Die zwei schickten sich an zu gehen.
»Wenn es ein Problem gibt, egal, was für eines, müsst ihr mich holen«, rief er ihnen nach. »Tut das bitte! Ich habe in der Résistance gekämpft, wie ihr ja wisst. Und obwohl ich alt bin, bin ich noch immer ein ausgezeichneter Schütze.«
»Natürlich, Großpapa«, sagte Ann und zog die Tür zu. Dann wandte sie sich an Tara. »Er wird sehr rasch müde. Darauf wirst du dich einstellen müssen«, meinte sie tadelnd.
»Ich bin gerade erst nach Hause gekommen und war nur ein paar Minuten in seinem Zimmer«, erklärte Tara. »Aber mach dir keine Sorgen – ich liebe ihn genauso sehr wie du, und ich passe schon auf.«
»Er hat sich bestimmt wahnsinnig über diese schreckliche Nachricht aufgeregt«, meinte Ann und erzitterte noch einmal. »Als ich das im Radio hörte … ich habe richtig Gänsehaut bekommen. Ach, Tara! Wir sollten jetzt schön zu Abend essen und ein wenig plaudern, aber ich bin schrecklich müde. Mir steht der Sinn jetzt eher danach, einen großen Drink in der Badewanne zu nehmen und danach gleich ins Bett zu gehen. Würdest du mir das übelnehmen? Ich weiß schon, heute Morgen habe ich dir vorgeschlagen auszugehen, aber der Tag war wahnsinnig chaotisch, und ich hatte so viel zu tun, und dann noch dieser Mord …«
»Geh ins Bett; ich bin auch ziemlich erledigt. Ich habe mich noch gar nicht hingelegt, weil Großpapa darauf bestanden hat, dass ich gleich in diese Kirche gehe.«
»Wenn du morgen angekommen wärst, wäre es zu spät gewesen.«
»Tja, ich bin nun mal heute angekommen«, meinte Tara reumütig. »Aber du gehst jetzt zu Bett und schläfst dich aus, und ich gehe auch in mein Zimmer.«
»Ich hole nur noch den Hund rein. Eleanora ist eine große, treue, wachsame Schäferhündin.«
»Dann gute Nacht.«
Tara verabschiedete sich mit Küssen von ihrer Cousine und ging in ihr Zimmer. Dort setzte sie sich ans Fußende. Sie war fix und fertig. Der Arbeiter war geköpft worden!

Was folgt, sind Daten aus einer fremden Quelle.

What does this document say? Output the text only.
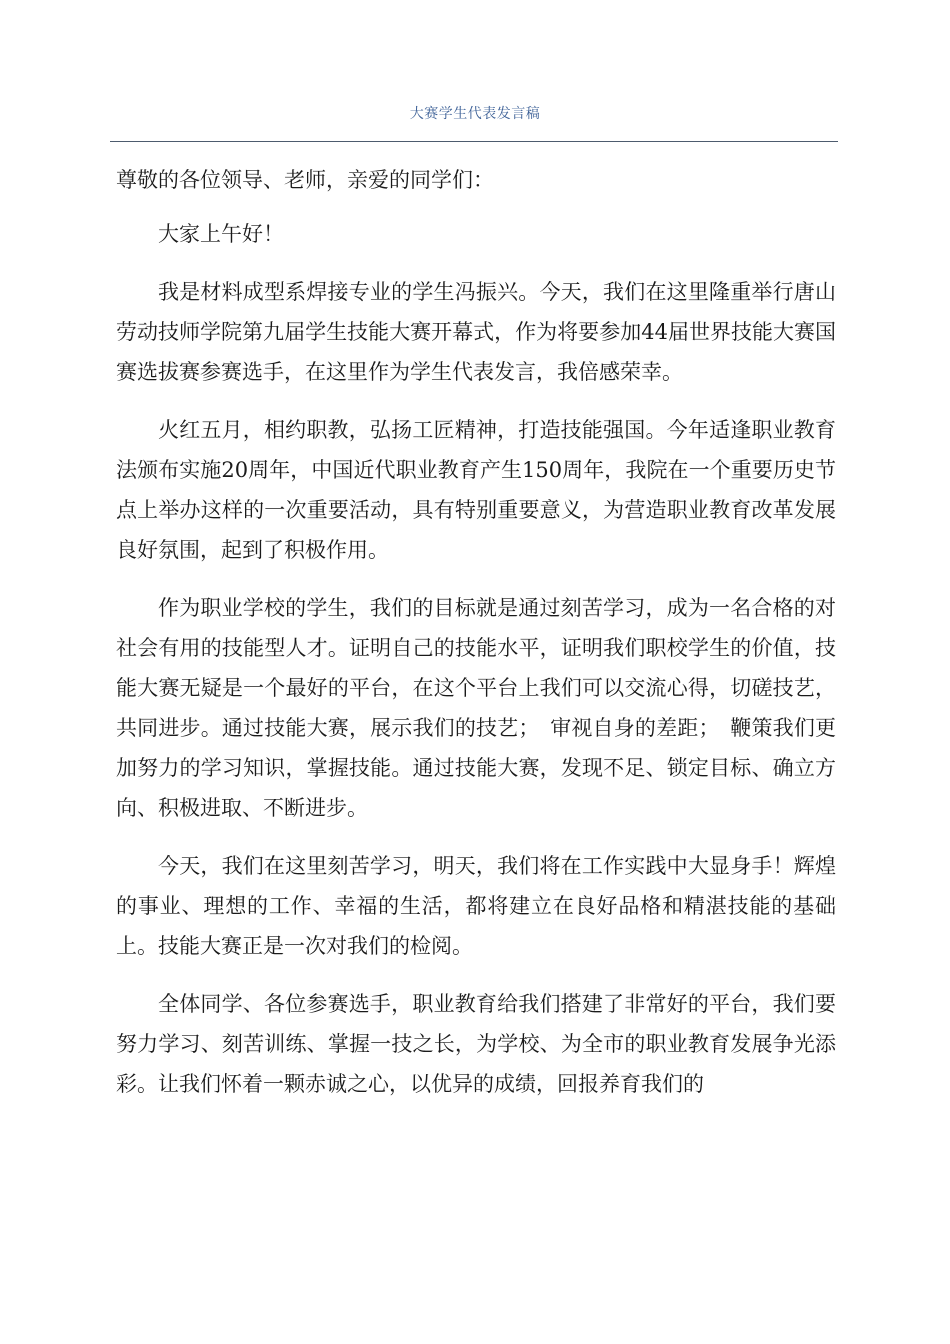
大赛学生代表发言稿

尊敬的各位领导、老师，亲爱的同学们：

大家上午好！

我是材料成型系焊接专业的学生冯振兴。今天，我们在这里隆重举行唐山劳动技师学院第九届学生技能大赛开幕式，作为将要参加44届世界技能大赛国赛选拔赛参赛选手，在这里作为学生代表发言，我倍感荣幸。

火红五月，相约职教，弘扬工匠精神，打造技能强国。今年适逢职业教育法颁布实施20周年，中国近代职业教育产生150周年，我院在一个重要历史节点上举办这样的一次重要活动，具有特别重要意义，为营造职业教育改革发展良好氛围，起到了积极作用。

作为职业学校的学生，我们的目标就是通过刻苦学习，成为一名合格的对社会有用的技能型人才。证明自己的技能水平，证明我们职校学生的价值，技能大赛无疑是一个最好的平台，在这个平台上我们可以交流心得，切磋技艺，共同进步。通过技能大赛，展示我们的技艺；　审视自身的差距；　鞭策我们更加努力的学习知识，掌握技能。通过技能大赛，发现不足、锁定目标、确立方向、积极进取、不断进步。

今天，我们在这里刻苦学习，明天，我们将在工作实践中大显身手！辉煌的事业、理想的工作、幸福的生活，都将建立在良好品格和精湛技能的基础上。技能大赛正是一次对我们的检阅。

全体同学、各位参赛选手，职业教育给我们搭建了非常好的平台，我们要努力学习、刻苦训练、掌握一技之长，为学校、为全市的职业教育发展争光添彩。让我们怀着一颗赤诚之心，以优异的成绩，回报养育我们的
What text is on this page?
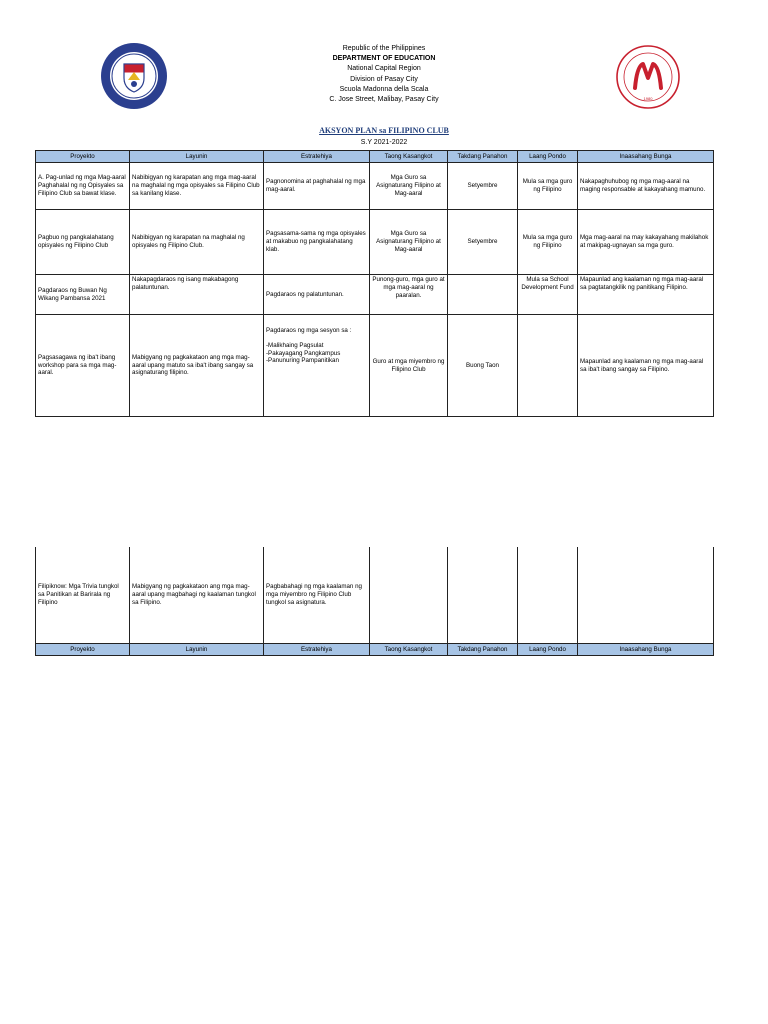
1980
Republic of the Philippines
DEPARTMENT OF EDUCATION
National Capital Region
Division of Pasay City
Scuola Madonna della Scala
C. Jose Street, Malibay, Pasay City
AKSYON PLAN sa FILIPINO CLUB
S.Y 2021-2022
Proyekto	Layunin	Estratehiya	Taong Kasangkot	Takdang Panahon	Laang Pondo	Inaasahang Bunga
A. Pag-unlad ng mga Mag-aaral Paghahalal ng ng Opisyales sa Filipino Club sa bawat klase.	Nabibigyan ng karapatan ang mga mag-aaral na maghalal ng mga opisyales sa Filipino Club sa kanilang klase.	Pagnonomina at paghahalal ng mga mag-aaral.	Mga Guro sa Asignaturang Filipino at Mag-aaral	Setyembre	Mula sa mga guro ng Filipino	Nakapaghuhubog ng mga mag-aaral na maging responsable at kakayahang mamuno.
Pagbuo ng pangkalahatang opisyales ng Filipino Club	Nabibigyan ng karapatan na maghalal ng opisyales ng Filipino Club.	Pagsasama-sama ng mga opisyales at makabuo ng pangkalahatang klab.	Mga Guro sa Asignaturang Filipino at Mag-aaral	Setyembre	Mula sa mga guro ng Filipino	Mga mag-aaral na may kakayahang makilahok at makipag-ugnayan sa mga guro.
Pagdaraos ng Buwan Ng Wikang Pambansa 2021	Nakapagdaraos ng isang makabagong palatuntunan.	Pagdaraos ng palatuntunan.	Punong-guro, mga guro at mga mag-aaral ng paaralan.		Mula sa School Development Fund	Mapaunlad ang kaalaman ng mga mag-aaral sa pagtatangkilik ng panitikang Filipino.
Pagsasagawa ng iba't ibang workshop para sa mga mag-aaral.	Mabigyang ng pagkakataon ang mga mag-aaral upang matuto sa iba't ibang sangay sa asignaturang filipino.	Pagdaraos ng mga sesyon sa :
-Malikhaing Pagsulat
-Pakayagang Pangkampus
-Panunuring Pampanitikan	Guro at mga miyembro ng Filipino Club	Buong Taon		Mapaunlad ang kaalaman ng mga mag-aaral sa iba't ibang sangay sa Filipino.
Filipiknow: Mga Trivia tungkol sa Panitikan at Barirala ng Filipino	Mabigyang ng pagkakataon ang mga mag-aaral upang magbahagi ng kaalaman tungkol sa Filipino.	Pagbabahagi ng mga kaalaman ng mga miyembro ng Filipino Club tungkol sa asignatura.				
Proyekto	Layunin	Estratehiya	Taong Kasangkot	Takdang Panahon	Laang Pondo	Inaasahang Bunga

Ihre Hände begannen zu schwitzen. Sie war dort gewesen, als es passierte.
Angst legte sich wie ein Mantel um sie. Sie erhob sich und versuchte, die Angst abzuschütteln. In der Hoffnung, dass ihr die frische Nachtluft guttun würde, trat sie an die Balkontür und öffnete sie weit.

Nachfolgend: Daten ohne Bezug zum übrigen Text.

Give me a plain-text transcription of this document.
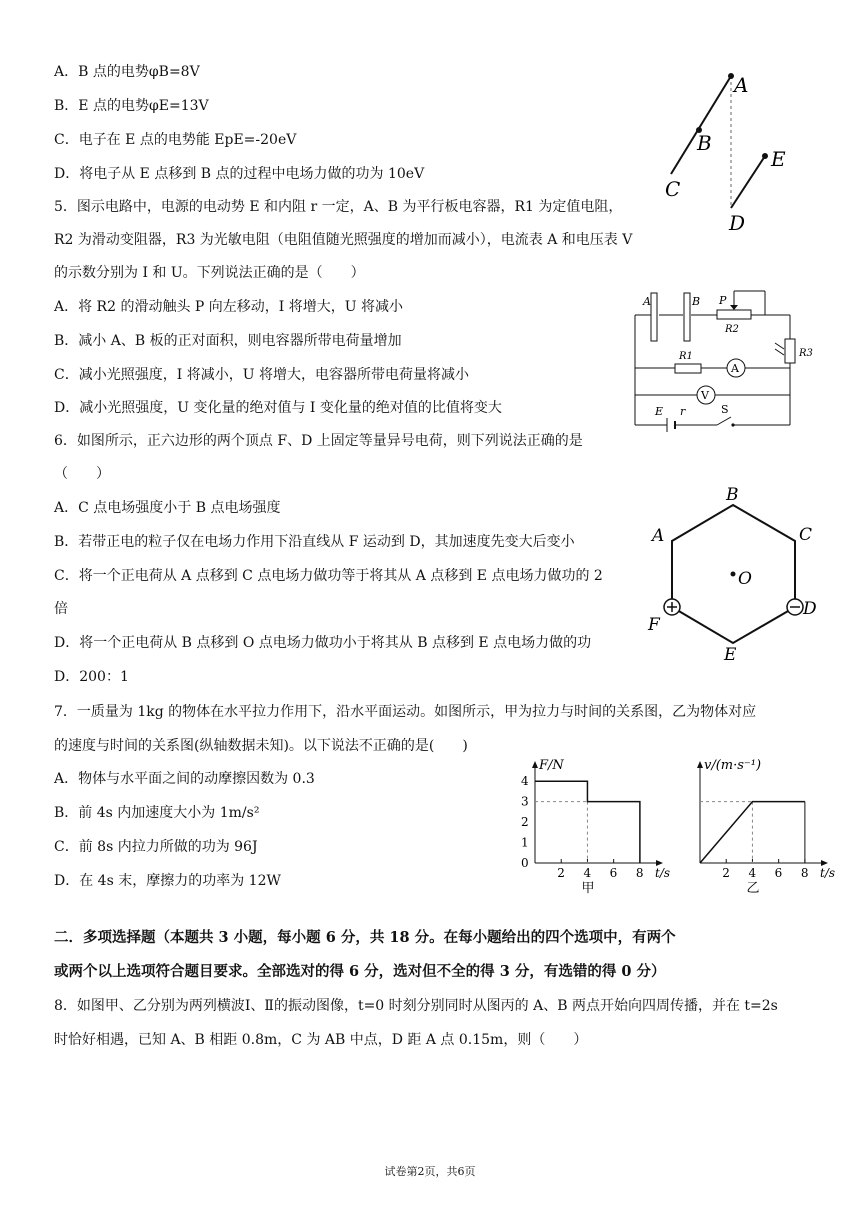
A．B 点的电势φB=8V
B．E 点的电势φE=13V
C．电子在 E 点的电势能 EpE=-20eV
D．将电子从 E 点移到 B 点的过程中电场力做的功为 10eV
A
B
C
D
E
5．图示电路中，电源的电动势 E 和内阻 r 一定，A、B 为平行板电容器，R1 为定值电阻，
R2 为滑动变阻器，R3 为光敏电阻（电阻值随光照强度的增加而减小），电流表 A 和电压表 V
的示数分别为 I 和 U。下列说法正确的是（　　）
A．将 R2 的滑动触头 P 向左移动，I 将增大，U 将减小
B．减小 A、B 板的正对面积，则电容器所带电荷量增加
C．减小光照强度，I 将减小，U 将增大，电容器所带电荷量将减小
D．减小光照强度，U 变化量的绝对值与 I 变化量的绝对值的比值将变大
A	B P
R2
R3
R1
A
V
E r	S
6．如图所示，正六边形的两个顶点 F、D 上固定等量异号电荷，则下列说法正确的是
（　　）
A．C 点电场强度小于 B 点电场强度
B．若带正电的粒子仅在电场力作用下沿直线从 F 运动到 D，其加速度先变大后变小
C．将一个正电荷从 A 点移到 C 点电场力做功等于将其从 A 点移到 E 点电场力做功的 2
倍
D．将一个正电荷从 B 点移到 O 点电场力做功小于将其从 B 点移到 E 点电场力做的功
D．200：1
B
A	C
O
F
D
E
7．一质量为 1kg 的物体在水平拉力作用下，沿水平面运动。如图所示，甲为拉力与时间的关系图，乙为物体对应
的速度与时间的关系图(纵轴数据未知)。以下说法不正确的是(　　)
A．物体与水平面之间的动摩擦因数为 0.3
B．前 4s 内加速度大小为 1m/s²
C．前 8s 内拉力所做的功为 96J
D．在 4s 末，摩擦力的功率为 12W	2 4 6 8
0
1
2
3
4
F/N
t/s
甲
2 4 6 8
v/(m·s⁻¹)
t/s
乙
二．多项选择题（本题共 3 小题，每小题 6 分，共 18 分。在每小题给出的四个选项中，有两个
或两个以上选项符合题目要求。全部选对的得 6 分，选对但不全的得 3 分，有选错的得 0 分）
8．如图甲、乙分别为两列横波Ⅰ、Ⅱ的振动图像，t=0 时刻分别同时从图丙的 A、B 两点开始向四周传播，并在 t=2s
时恰好相遇，已知 A、B 相距 0.8m，C 为 AB 中点，D 距 A 点 0.15m，则（　　）
试卷第2页，共6页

Ihr Zimmer befand sich rechts neben dem ihres Großvaters, Anns Zimmer links davon. Alle drei lagen im vorderen Teil des Hauses, man konnte also auf die Zufahrt und den Eingang zum Stall blicken.

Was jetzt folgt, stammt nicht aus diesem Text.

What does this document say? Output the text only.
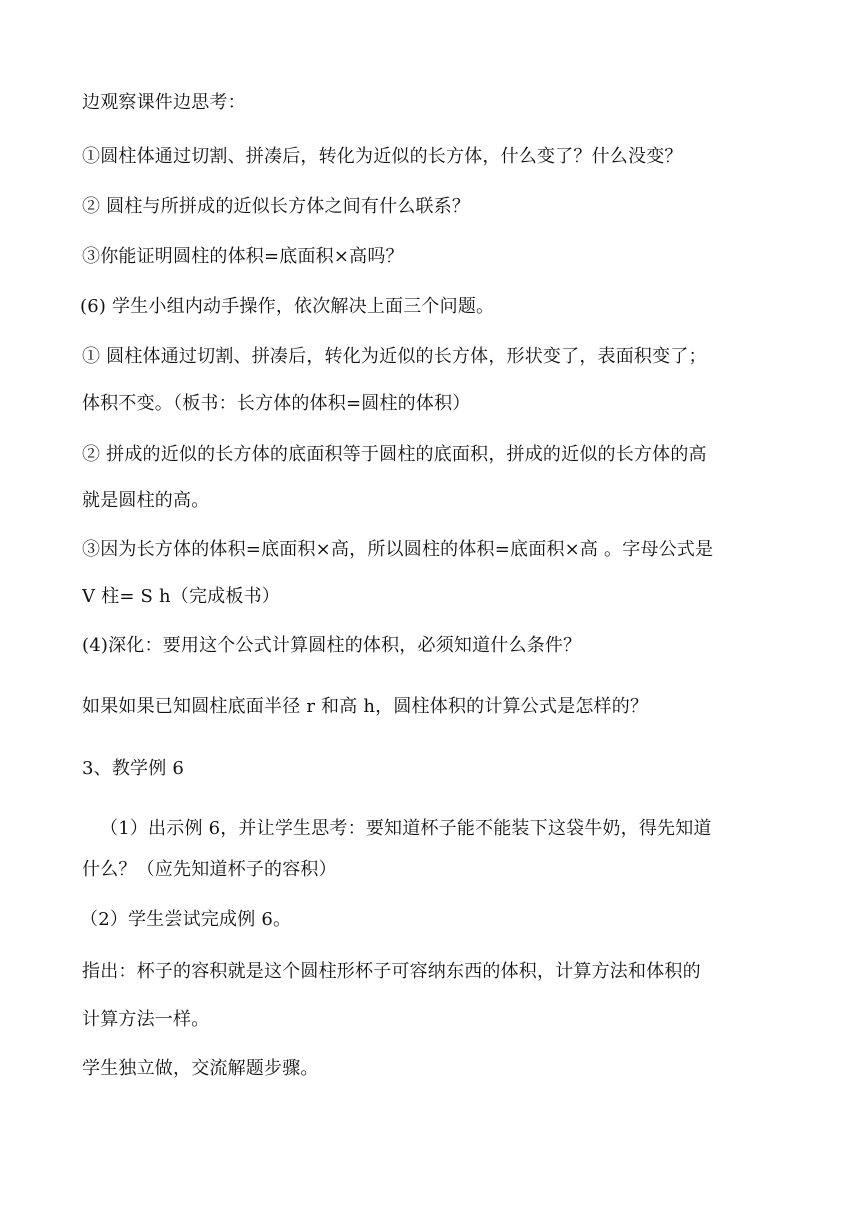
边观察课件边思考：
①圆柱体通过切割、拼凑后，转化为近似的长方体，什么变了？什么没变？
② 圆柱与所拼成的近似长方体之间有什么联系？
③你能证明圆柱的体积=底面积×高吗？
(6) 学生小组内动手操作，依次解决上面三个问题。
① 圆柱体通过切割、拼凑后，转化为近似的长方体，形状变了，表面积变了；
体积不变。（板书：长方体的体积=圆柱的体积）
② 拼成的近似的长方体的底面积等于圆柱的底面积，拼成的近似的长方体的高
就是圆柱的高。
③因为长方体的体积=底面积×高，所以圆柱的体积=底面积×高 。字母公式是
V 柱= S h（完成板书）
(4)深化：要用这个公式计算圆柱的体积，必须知道什么条件？
如果如果已知圆柱底面半径 r 和高 h，圆柱体积的计算公式是怎样的？
3、教学例 6
（1）出示例 6，并让学生思考：要知道杯子能不能装下这袋牛奶，得先知道
什么？（应先知道杯子的容积）
（2）学生尝试完成例 6。
指出：杯子的容积就是这个圆柱形杯子可容纳东西的体积，计算方法和体积的
计算方法一样。
学生独立做，交流解题步骤。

Am Himmel standen keine Sterne, und der Mond war gerade am Abnehmen. Die Kälte des heraufziehenden Herbstes kam ihr plötzlich schneidend vor. Ihr Blick wanderte vom Himmel zum Stall. Sie überlegte, ob sie noch die Kraft hatte, hinunterzugehen und Eleanora zu begrüßen.